Auteur de Camille Saint-Saëns et le politique de 1870 à 1921 paru chez Vrin en 2014, Stéphane Leteuré s'intéresse dans cette nouvelle étude extrêmement bien documentée aux très nombreux voyages du compositeur de Samson et Dalila et, de façon plus générale, à son rapport à l'étranger. Dès l'âge de 21 ans, au moment de son premier séjour en Italie, et jusqu'à sa mort à Alger en 1921, le voyage devint en effet pour le musicien un véritable mode de vie, puisqu'il quitta la France à 179 reprises et visita pas moins de 27 pays. Si le climat parisien ne convenait guère à ses poumons fragiles et l'incita à passer bien des hivers en Afrique du Nord, ce n'est pas uniquement pour des raisons de santé, loin s'en faut, qu'il devient un artiste globe-trotter. Outre le besoin d'isolement et le désir de dépaysement qu'ils lui permettent d'assouvir, les voyages sont bien sûr indissociables de sa carrière musicale, à l'instar, par exemple, de Mozart, Berlioz ou Liszt. Mais il y a plus, comme le montre fort bien cet essai de « géopolitique musicale » : en travaillant au rayonnement international de sa musique, Saint-Saëns se considérait également en quelque sorte comme un ambassadeur de la culture française. Convaincu de la mission civilisatrice de la France, il souhaitait la faire triompher, et en particulier en Amérique, car il était persuadé que la culture se développe d'est en ouest.
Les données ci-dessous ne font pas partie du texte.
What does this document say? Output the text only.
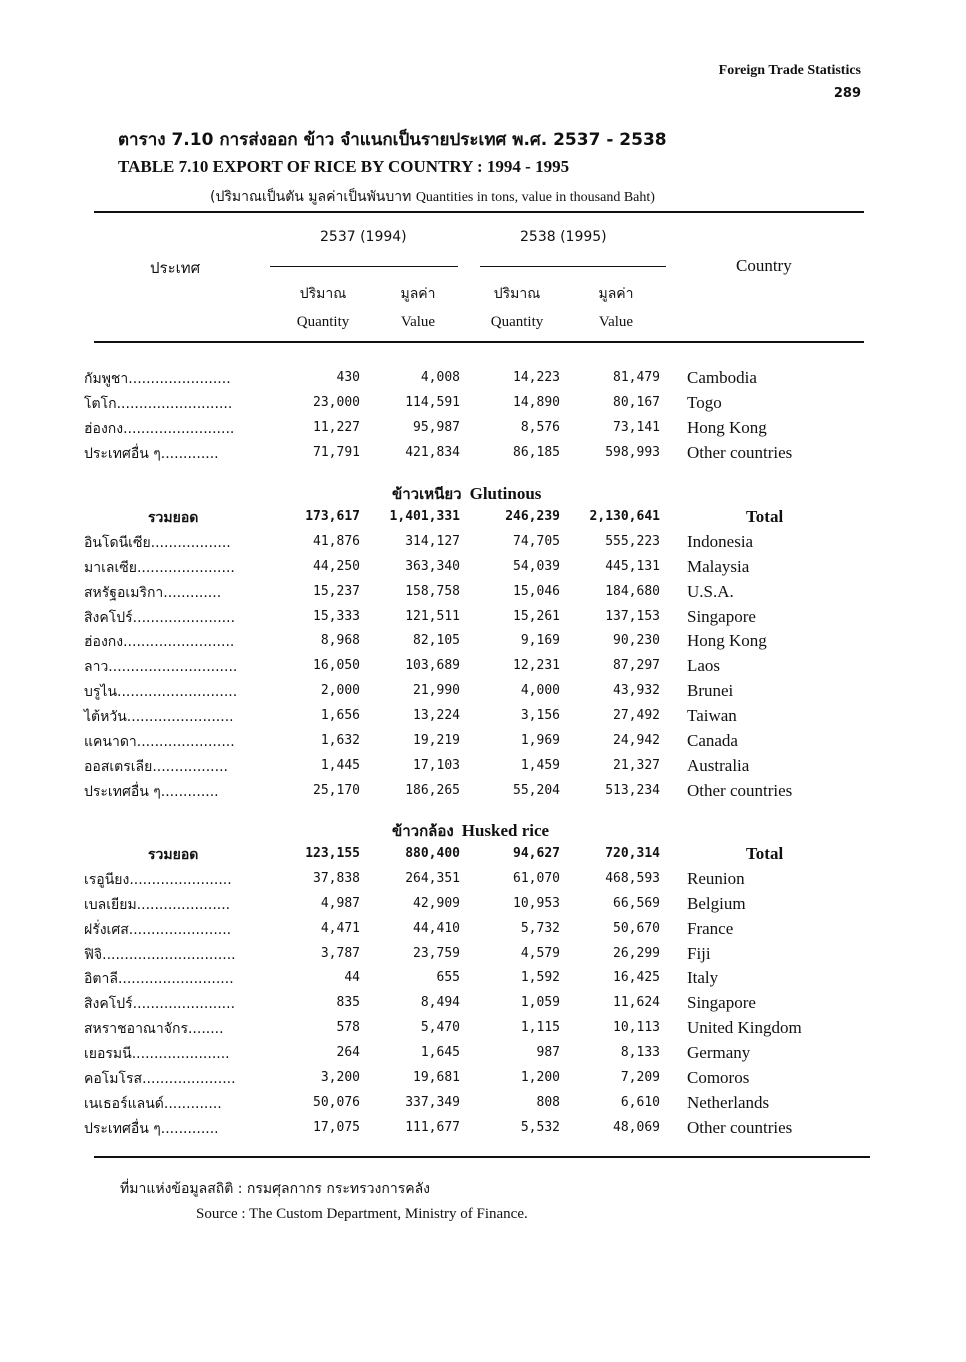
Foreign Trade Statistics
289
ตาราง 7.10 การส่งออก ข้าว จำแนกเป็นรายประเทศ พ.ศ. 2537 - 2538
TABLE 7.10 EXPORT OF RICE BY COUNTRY : 1994 - 1995
(ปริมาณเป็นตัน มูลค่าเป็นพันบาท Quantities in tons, value in thousand Baht)
ประเทศ
2537 (1994)	2538 (1995)
Country
ปริมาณ
Quantity
มูลค่า
Value
ปริมาณ
Quantity
มูลค่า
Value
กัมพูชา.......................	430	4,008	14,223	81,479 Cambodia
โตโก..........................	23,000	114,591	14,890	80,167 Togo
ฮ่องกง.........................	11,227	95,987	8,576	73,141 Hong Kong
ประเทศอื่น ๆ.............	71,791	421,834	86,185	598,993 Other countries
ข้าวเหนียว Glutinous
รวมยอด	173,617	1,401,331	246,239	2,130,641	Total
อินโดนีเซีย..................	41,876	314,127	74,705	555,223 Indonesia
มาเลเซีย......................	44,250	363,340	54,039	445,131 Malaysia
สหรัฐอเมริกา.............	15,237	158,758	15,046	184,680 U.S.A.
สิงคโปร์.......................	15,333	121,511	15,261	137,153 Singapore
ฮ่องกง.........................	8,968	82,105	9,169	90,230 Hong Kong
ลาว.............................	16,050	103,689	12,231	87,297 Laos
บรูไน...........................	2,000	21,990	4,000	43,932 Brunei
ไต้หวัน........................	1,656	13,224	3,156	27,492 Taiwan
แคนาดา......................	1,632	19,219	1,969	24,942 Canada
ออสเตรเลีย.................	1,445	17,103	1,459	21,327 Australia
ประเทศอื่น ๆ.............	25,170	186,265	55,204	513,234 Other countries
ข้าวกล้อง Husked rice
รวมยอด	123,155	880,400	94,627	720,314	Total
เรอูนียง.......................	37,838	264,351	61,070	468,593 Reunion
เบลเยียม.....................	4,987	42,909	10,953	66,569 Belgium
ฝรั่งเศส.......................	4,471	44,410	5,732	50,670 France
ฟิจิ..............................	3,787	23,759	4,579	26,299 Fiji
อิตาลี..........................	44	655	1,592	16,425 Italy
สิงคโปร์.......................	835	8,494	1,059	11,624 Singapore
สหราชอาณาจักร........	578	5,470	1,115	10,113 United Kingdom
เยอรมนี......................	264	1,645	987	8,133 Germany
คอโมโรส.....................	3,200	19,681	1,200	7,209 Comoros
เนเธอร์แลนด์.............	50,076	337,349	808	6,610 Netherlands
ประเทศอื่น ๆ.............	17,075	111,677	5,532	48,069 Other countries
ที่มาแห่งข้อมูลสถิติ : กรมศุลกากร กระทรวงการคลัง
Source : The Custom Department, Ministry of Finance.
Animé d'un tel état d'esprit, et en pleine époque coloniale du Maghreb, on comprendra aisément que le compositeur soit demeuré insensible à la condition des autochtones. Il ne cherche nullement à comprendre les populations locales et ne cultive aucun souci d'ethnomusicologie, se contentant de pratiquer un certain « vampirisme musical » qui vient enrichir son œuvre. Le relevé des emprunts des matériaux musicaux orientalisants fait d'ailleurs l'objet d'un tableau et de commentaires très éclairants. En Algérie, où il séjourne à 19 reprises, l'indigène est pour lui, en accord avec l'opinion commune de son temps, « un être secondaire » et parfois même « une opportunité sexuelle », sur qui il faut déverser généreusement les bienfaits de la civilisation et du modèle culturel français. C'est ce que traduit avec éloquence la Suite algérienne (1880), qui se termine par une Marche militaire française aux accents guerriers et que l'auditeur du XXIe siècle a bien peu l'occasion d'entendre en concert pour des raisons assez évidentes...

Le quatrième et dernier chapitre, consacré au « double rapport à l'Allemagne », est le plus susceptible de passionner l'amateur d'opéra. Stéphane Leteuré y retrace minutieusement le parcours de Saint-Saëns, « de l'attraction à la répulsion ». Fervent admirateur de Bach, dont il s'emploie à diffuser l'œuvre, il est aussi et surtout un intime de Wagner, dont il fréquente régulièrement le salon parisien (à partir de 1859) et qu'il retrouve notamment à la villa Wahnfried lors des deux premiers Festivals de Bayreuth, en 1876 et 1882. On apprend au passage que Saint-Saëns, dont la guerre franco-prussienne n'altéra en rien la germanophilie, fut un temps pressenti pour la création de L'Or du Rhin (1869) à Munich. C'est après la mort de Wagner que son attitude changea : dans l'introduction de son livre Harmonie et Mélodie (1885), il fait ressortir les points faibles dans l'œuvre du maître de Bayreuth et proclame « je n'ai jamais été, je ne suis pas, je ne serai jamais de la religion wagnérienne. » Dès lors, il s'oppose fermement à l'hégémonie wagnériste, veut faire interdire pendant la guerre toute musique allemande sur le territoire français et livre un combat acharné contre « la nature impérialiste de l'âme allemande ». À partir d'un sujet que l'on pourrait a priori juger un peu éloigné de la musicologie, Stéphane Leteuré réussit à nous convaincre du bien-fondé de sa démarche et enrichit notre connaissance d'un artiste qui aimait bien cultiver le secret sur sa vie privée, ce à quoi ont grandement contribué ses multiples voyages à l'étranger.

L.B.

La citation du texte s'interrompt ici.